Just to claify the mistruths put forward on this forum about the Republicans being against HSR it should be noted that below is the list of Florida Senators who signed a petition in support of high-speed rail and agaist Florida gov Rick Scotts recent position to scrap the project. It should be noted that only 10 of the 25 Senators who signed the letter are Democrats:

Senator Anthony Hill, 1 District

Senator Greg Evers, 2nd District

Senator Stephen Wise, 5th District

Senator Bill Montford, 6th District

Senator Andy Gardiner, 9th District

Senator Mike Fasano, 11th District

Senator Dennis Jones, 13th District

Senator Paula Dockery, 15th District

Senator Jack Latvala, 16th District

Senator Arthenia Joyner, 18th District

Senator Gary Siplin, 19th District

Senator Mike Bennett, 21st District

Senator David Simmons, 22nd District

Senator Nancy Detert, 23rd District

Senator Thad Altman, 24th District

Senator Ellyn Bogdanoff, 25th District

Senator Lizbeth Benacquisto, 27th District

Senator Chris Smith, 29th District

Senator Maria Sachs, 30th District

Senator Eleanor Sobel, 31st District

Senator Jeremy Ring, 32nd District

Senator Nan Rich, 34th District

Senator Gwen Margolis, 35th District

Senator Miguel Diaz de la Portilla, 36th District

Senator Rene Garcia, 40th District

Shared on Twitter/ Facebook

Apparently there is Republican support for HSR in Florida, not that I am a Republican and not that I support wasting so much of the taxpyers money.

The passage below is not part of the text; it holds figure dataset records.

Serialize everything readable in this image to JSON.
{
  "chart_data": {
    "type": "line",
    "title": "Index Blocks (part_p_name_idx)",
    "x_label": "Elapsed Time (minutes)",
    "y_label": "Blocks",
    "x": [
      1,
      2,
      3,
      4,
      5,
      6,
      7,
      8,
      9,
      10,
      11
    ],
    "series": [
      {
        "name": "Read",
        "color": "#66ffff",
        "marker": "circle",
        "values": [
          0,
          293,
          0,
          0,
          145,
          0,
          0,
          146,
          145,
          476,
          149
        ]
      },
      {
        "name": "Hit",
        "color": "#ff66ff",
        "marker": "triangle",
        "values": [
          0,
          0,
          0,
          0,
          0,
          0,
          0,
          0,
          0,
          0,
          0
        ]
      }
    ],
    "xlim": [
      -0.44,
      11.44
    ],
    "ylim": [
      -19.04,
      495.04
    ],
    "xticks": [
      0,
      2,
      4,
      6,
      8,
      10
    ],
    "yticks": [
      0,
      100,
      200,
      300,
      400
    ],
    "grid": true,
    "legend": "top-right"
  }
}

Point is that no one party is against or for HSR or Amtrak. Politicans of both parties will posture ONLY to get votes and to bring money to their districts. Its all about THEIR votes not about you or I.


----------



## pennyk (Feb 20, 2011)

dlagrua said:


> Just to claify the mistruths put forward on this forum about the Republicans being against HSR it should be noted that below is the list of Florida Senators who signed a petition in support of high-speed rail and agaist Florida gov Rick Scotts recent position to scrap the project. It should be noted that only 10 of the 25 Senators who signed the letter are Democrats:
> 
> Senator Anthony Hill, 1 District
> 
> ...


This should probably be in the HSR thread. BTW, I believe there are only 11 Democrats in the Florida Senate.


----------